The parallels are pretty clear, but as sequels go, this is considerably less gripping. Bluntly there’s quite a big difference between a group of 60 trusted partners with a legitimate use for data on one hand, and researchers selling off their own data to third parties to make non-approved Facebook products on the other.
Which isn’t to downplay the fact that it’s not an ideal way for a company of Facebook’s resources to behave, but it is important to remember that 2008 was a very different time. Yes, the best selling phone that year was the iPhone (3GS), but the rest of the list is unrecognisable. It was far from clear that the smartphone fad was going to last another two years, let alone the next ten.

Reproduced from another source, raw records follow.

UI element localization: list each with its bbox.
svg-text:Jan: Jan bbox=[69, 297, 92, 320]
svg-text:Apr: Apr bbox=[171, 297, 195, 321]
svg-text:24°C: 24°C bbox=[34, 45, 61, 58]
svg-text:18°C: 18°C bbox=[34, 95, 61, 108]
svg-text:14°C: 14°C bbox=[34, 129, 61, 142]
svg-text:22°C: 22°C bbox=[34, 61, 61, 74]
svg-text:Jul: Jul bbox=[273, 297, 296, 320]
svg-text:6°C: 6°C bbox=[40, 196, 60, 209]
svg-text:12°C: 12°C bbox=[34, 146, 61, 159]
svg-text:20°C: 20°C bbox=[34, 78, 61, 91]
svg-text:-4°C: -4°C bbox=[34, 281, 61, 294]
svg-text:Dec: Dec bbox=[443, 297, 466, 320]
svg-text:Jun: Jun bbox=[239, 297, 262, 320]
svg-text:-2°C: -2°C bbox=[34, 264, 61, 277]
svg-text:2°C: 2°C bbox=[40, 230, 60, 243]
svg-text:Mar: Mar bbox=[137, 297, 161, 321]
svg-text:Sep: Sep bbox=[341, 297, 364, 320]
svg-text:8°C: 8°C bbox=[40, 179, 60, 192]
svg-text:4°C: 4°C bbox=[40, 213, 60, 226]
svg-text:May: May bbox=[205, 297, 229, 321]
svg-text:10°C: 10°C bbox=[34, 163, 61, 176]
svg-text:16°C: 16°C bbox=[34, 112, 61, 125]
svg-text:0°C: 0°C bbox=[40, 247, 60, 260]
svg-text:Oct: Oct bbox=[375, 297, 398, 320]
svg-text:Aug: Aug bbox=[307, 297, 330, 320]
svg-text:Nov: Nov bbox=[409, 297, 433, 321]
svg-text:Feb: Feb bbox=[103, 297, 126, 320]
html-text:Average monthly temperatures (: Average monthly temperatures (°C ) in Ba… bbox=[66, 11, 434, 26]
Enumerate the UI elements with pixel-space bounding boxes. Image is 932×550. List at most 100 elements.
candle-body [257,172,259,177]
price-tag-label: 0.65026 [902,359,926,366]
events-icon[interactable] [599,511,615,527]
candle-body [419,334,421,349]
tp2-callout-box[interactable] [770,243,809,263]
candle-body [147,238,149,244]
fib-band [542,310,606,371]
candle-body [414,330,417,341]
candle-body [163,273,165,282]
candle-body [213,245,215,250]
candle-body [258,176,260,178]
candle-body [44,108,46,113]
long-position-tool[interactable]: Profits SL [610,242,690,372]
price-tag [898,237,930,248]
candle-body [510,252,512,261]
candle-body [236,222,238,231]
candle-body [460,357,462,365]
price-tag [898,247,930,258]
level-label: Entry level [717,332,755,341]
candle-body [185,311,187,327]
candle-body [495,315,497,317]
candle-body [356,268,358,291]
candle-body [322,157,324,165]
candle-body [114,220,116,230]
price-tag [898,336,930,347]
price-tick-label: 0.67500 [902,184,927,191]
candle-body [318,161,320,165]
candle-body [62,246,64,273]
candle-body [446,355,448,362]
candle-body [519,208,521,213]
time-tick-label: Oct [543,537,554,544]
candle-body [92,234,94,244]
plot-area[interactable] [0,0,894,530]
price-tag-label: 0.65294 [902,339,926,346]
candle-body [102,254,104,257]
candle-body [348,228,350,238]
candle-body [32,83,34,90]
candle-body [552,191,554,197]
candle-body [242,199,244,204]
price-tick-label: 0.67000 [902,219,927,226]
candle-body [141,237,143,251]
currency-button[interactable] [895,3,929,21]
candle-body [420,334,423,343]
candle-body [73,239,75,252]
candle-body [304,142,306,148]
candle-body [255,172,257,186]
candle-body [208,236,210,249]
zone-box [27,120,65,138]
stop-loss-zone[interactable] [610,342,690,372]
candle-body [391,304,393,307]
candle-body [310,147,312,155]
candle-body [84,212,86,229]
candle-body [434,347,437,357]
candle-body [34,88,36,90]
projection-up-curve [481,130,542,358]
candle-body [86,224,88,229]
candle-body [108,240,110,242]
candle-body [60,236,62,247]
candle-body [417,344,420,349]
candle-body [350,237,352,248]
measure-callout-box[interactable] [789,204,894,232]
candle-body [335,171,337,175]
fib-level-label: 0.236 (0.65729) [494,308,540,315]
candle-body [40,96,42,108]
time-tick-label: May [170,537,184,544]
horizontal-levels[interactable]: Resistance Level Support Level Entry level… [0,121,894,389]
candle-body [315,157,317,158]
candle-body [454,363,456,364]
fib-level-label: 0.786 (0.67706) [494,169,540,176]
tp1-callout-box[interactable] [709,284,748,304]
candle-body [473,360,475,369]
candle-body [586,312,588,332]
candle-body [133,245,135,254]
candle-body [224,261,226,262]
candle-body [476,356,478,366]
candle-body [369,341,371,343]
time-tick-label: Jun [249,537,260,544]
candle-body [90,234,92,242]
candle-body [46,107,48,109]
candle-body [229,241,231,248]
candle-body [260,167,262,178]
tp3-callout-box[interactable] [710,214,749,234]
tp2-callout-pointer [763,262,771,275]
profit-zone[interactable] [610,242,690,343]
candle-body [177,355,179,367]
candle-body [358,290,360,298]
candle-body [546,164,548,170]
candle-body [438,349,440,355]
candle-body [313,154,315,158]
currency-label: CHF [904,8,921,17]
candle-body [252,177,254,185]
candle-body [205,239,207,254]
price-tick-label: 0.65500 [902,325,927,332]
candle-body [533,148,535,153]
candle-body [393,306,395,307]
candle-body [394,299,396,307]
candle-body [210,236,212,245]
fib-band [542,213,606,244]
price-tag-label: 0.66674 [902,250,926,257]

The real question is why – in an era where Android and iOS make up a cumulative 95.5% of the market – it’s taken Facebook so long to close down the API. The likely mundane reason was that so few people were using it that it didn’t seem worth the hassle with more pressing things to attend to.
That view, it turns out, was somewhat short-sighted in a political climate where the social network is treated with suspicion at every turn. Facebook should probably take this opportunity to reflect on the fact that while the Cambridge Analytica data scandal may be over from a financial perspective, the damage to its public perception will take a lot longer to heal.